The Wings? Owner Mike Illitch didn't blink.
"Our owner stepped up in a big way," Red Wings general manager Ken Holland said Friday.
Finances aside -- Fedorov would end up pocketing $28 million in the first five months of that deal -- getting five first-round picks as compensation wasn't that enticing for a Red Wings team in the heyday of its Cup runs.
"Those five first-round picks would not have given us a player as good as Sergei Fedorov in return," former legendary Wings coach Scotty Bowman said Friday, pointing to the fact that Carolina was a good team so the picks wouldn't be that high.
To this day, Karmanos wonders what would be if Detroit had not matched.
"Who's to say, that if we had gotten Sergei, it turns out a few years later we're playing the Red Wings in the finals [in 2002], and the guy that made the key play in the series for them was Sergei. It was very ironic," said Karmanos, whose Hurricanes lost that series in five games.
"We could have had three pretty good centers on that team: Ronnie [Francis], Sergei and [Rod] Brind'Amour."
The whole episode left bitter feelings between both organizations, especially between the owners.
I asked Karmanos if time had helped ease that tension between them.
"No. But that's all right," Karmanos said.
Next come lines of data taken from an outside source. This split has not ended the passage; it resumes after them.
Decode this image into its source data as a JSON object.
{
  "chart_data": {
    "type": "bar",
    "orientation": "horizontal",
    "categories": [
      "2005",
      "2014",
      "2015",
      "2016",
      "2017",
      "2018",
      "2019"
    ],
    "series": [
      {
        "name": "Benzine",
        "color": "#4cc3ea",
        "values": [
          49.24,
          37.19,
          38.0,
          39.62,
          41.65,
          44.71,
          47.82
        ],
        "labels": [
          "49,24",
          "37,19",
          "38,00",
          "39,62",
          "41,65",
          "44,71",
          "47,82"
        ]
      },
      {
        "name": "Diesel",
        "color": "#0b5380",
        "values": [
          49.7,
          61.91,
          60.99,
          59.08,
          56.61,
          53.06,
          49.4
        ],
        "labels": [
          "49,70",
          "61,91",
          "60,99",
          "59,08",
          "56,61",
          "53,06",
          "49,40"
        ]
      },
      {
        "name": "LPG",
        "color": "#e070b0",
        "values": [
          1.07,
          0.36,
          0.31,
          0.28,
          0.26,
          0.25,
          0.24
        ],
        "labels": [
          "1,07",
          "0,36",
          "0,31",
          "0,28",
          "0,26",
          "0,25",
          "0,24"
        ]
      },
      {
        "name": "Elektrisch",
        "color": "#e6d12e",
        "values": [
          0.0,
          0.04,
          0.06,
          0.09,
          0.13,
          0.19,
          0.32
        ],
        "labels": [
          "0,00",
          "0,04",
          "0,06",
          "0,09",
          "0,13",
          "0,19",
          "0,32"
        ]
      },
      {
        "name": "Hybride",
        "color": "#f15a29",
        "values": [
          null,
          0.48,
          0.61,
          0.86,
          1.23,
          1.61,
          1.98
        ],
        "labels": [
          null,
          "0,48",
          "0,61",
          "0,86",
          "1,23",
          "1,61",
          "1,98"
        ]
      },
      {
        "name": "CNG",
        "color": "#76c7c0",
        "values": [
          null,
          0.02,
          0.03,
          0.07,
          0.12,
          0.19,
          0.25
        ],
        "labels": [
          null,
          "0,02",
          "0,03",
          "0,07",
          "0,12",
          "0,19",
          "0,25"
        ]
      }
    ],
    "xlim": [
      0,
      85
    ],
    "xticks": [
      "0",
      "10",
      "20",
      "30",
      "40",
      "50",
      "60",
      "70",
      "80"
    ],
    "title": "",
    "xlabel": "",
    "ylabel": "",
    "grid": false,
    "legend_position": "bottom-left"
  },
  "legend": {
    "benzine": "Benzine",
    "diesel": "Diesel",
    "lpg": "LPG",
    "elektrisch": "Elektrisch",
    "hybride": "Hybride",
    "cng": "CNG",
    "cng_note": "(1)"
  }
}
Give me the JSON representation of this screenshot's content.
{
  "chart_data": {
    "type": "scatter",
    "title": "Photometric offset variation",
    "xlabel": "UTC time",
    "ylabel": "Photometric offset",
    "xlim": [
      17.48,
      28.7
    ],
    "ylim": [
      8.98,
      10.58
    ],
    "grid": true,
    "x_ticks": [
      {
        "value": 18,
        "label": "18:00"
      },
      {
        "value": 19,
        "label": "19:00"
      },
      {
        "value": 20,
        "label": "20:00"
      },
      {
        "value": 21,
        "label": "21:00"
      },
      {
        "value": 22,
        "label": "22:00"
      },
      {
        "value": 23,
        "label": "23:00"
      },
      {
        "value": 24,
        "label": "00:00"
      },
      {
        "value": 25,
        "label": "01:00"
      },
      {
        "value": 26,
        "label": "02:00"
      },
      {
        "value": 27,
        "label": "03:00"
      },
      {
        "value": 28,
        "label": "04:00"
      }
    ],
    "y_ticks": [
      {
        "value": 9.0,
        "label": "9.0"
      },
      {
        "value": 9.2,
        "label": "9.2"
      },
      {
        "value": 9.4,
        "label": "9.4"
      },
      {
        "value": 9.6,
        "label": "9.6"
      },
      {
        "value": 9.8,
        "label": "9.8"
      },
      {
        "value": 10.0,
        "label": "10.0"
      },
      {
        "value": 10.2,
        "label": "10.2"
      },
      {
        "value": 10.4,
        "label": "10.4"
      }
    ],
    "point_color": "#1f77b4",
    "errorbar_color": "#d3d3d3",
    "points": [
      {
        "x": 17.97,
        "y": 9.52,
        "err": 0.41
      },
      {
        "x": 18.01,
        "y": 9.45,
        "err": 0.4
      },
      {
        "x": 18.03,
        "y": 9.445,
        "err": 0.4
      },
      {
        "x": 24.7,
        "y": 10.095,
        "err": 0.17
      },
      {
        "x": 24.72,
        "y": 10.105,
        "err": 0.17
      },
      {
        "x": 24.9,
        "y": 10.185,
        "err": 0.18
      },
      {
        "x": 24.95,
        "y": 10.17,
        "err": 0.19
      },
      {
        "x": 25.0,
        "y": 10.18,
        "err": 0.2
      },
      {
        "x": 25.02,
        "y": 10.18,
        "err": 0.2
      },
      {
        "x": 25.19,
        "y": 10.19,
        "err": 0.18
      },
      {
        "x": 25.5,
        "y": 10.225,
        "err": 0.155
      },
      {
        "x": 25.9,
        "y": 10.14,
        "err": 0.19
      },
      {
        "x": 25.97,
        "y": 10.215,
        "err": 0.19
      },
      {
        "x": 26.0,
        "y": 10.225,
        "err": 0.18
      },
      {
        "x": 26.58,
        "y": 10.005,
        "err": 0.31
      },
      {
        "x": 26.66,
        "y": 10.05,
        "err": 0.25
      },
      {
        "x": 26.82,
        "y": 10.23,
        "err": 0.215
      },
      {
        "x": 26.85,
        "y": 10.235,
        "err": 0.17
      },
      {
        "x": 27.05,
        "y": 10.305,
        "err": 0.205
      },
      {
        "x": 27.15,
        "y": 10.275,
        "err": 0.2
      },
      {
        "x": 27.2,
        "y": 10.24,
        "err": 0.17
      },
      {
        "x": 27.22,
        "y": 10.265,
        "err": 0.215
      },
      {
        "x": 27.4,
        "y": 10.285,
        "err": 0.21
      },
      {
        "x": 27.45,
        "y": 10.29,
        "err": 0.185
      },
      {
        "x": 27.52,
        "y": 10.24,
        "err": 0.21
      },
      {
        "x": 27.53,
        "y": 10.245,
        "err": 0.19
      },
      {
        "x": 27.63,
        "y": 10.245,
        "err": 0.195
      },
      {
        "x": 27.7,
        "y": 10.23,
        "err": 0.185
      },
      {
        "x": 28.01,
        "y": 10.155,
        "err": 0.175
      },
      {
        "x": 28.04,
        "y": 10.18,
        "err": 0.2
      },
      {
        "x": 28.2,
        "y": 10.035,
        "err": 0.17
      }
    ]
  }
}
Speaking of what-ifs with this year's induction class, imagine Chris Pronger in a Toronto Maple Leafs uniform coming off his sensational run to Game 7 of the Cup finals with the Edmonton Oilers back in 2006.
The Leafs, then under general manager John Ferguson, were one of the clubs that then-Oilers GM Kevin Lowe spoke with in June 2006 as he attempted to honor Pronger's trade request.
"The deal just didn't come together," Ferguson said Friday over the phone. "But I do recall [former Oilers assistant GM] Scotty Howson coming by the draft table and dropping a little shredded piece of paper with hand-written names and a draft pick. Believe me, I saved the piece of paper and I've still got it."
Kaberle, 28 at the time, was just coming off a career-best 67-point season. Steen, 22 at the time, had just played his first NHL season.
For starters, Ferguson didn't want to trade Steen, whom he viewed as a player with serious promise (which he would be proven right on). And on Kaberle, aside from the fact he had just had a monster season, there was something else.
"There was an element of honoring the contract with Kaberle, which included a limited no-trade clause, which that wasn't going to kick in until July 1," said Ferguson, who said he had made a verbal promise not to trade him before it kicked in.
"That was a factor among many that kept the parties apart on a trade."
In reality, the deal really never got that far down the path. But the Oilers certainly got Ferguson's attention.
"I, as much as anyone, understand the value of Chris Pronger. I was in St. Louis the entire time he was there," Ferguson said.
Pronger remembered hearing word of talks with Toronto.
"Yeah a little bit, I had heard a bit of that, what was involved in the trade. I heard they didn't want to trade Steen and then they traded him the next year," Pronger said, chuckling, on Friday.
The Leafs, with Ferguson no longer as GM, actually traded Steen two years later in November 2008, but you get Pronger's point.
As it turns out, getting traded to the Anaheim Ducks instead got Pronger the Stanley Cup ring he was missing.
"It worked out pretty good," Pronger said, smiling.
And what of fellow inductee Nicklas Lidstrom in the What If department? Holland said no team ever had the audacity to call him about the great No. 5.
But then, as he thought back, the Wings GM did remember a bit of scuttlebutt back before Lidstrom became a superstar.
"I can remember when [Eric] Lindros was traded [in June 1992], Quebec was trying to get us in the mix and they wanted Lidstrom as part of a package," Holland said. "We had no interest though."
That was news to Lidstrom on Friday.
"I never heard that story," Lidstrom said. "I know when I was drafted [in 1989] and before I came over, I heard my name in some trade rumors but no, I never heard that story before."
Well, Hall of Fame weekend is indeed about telling stories.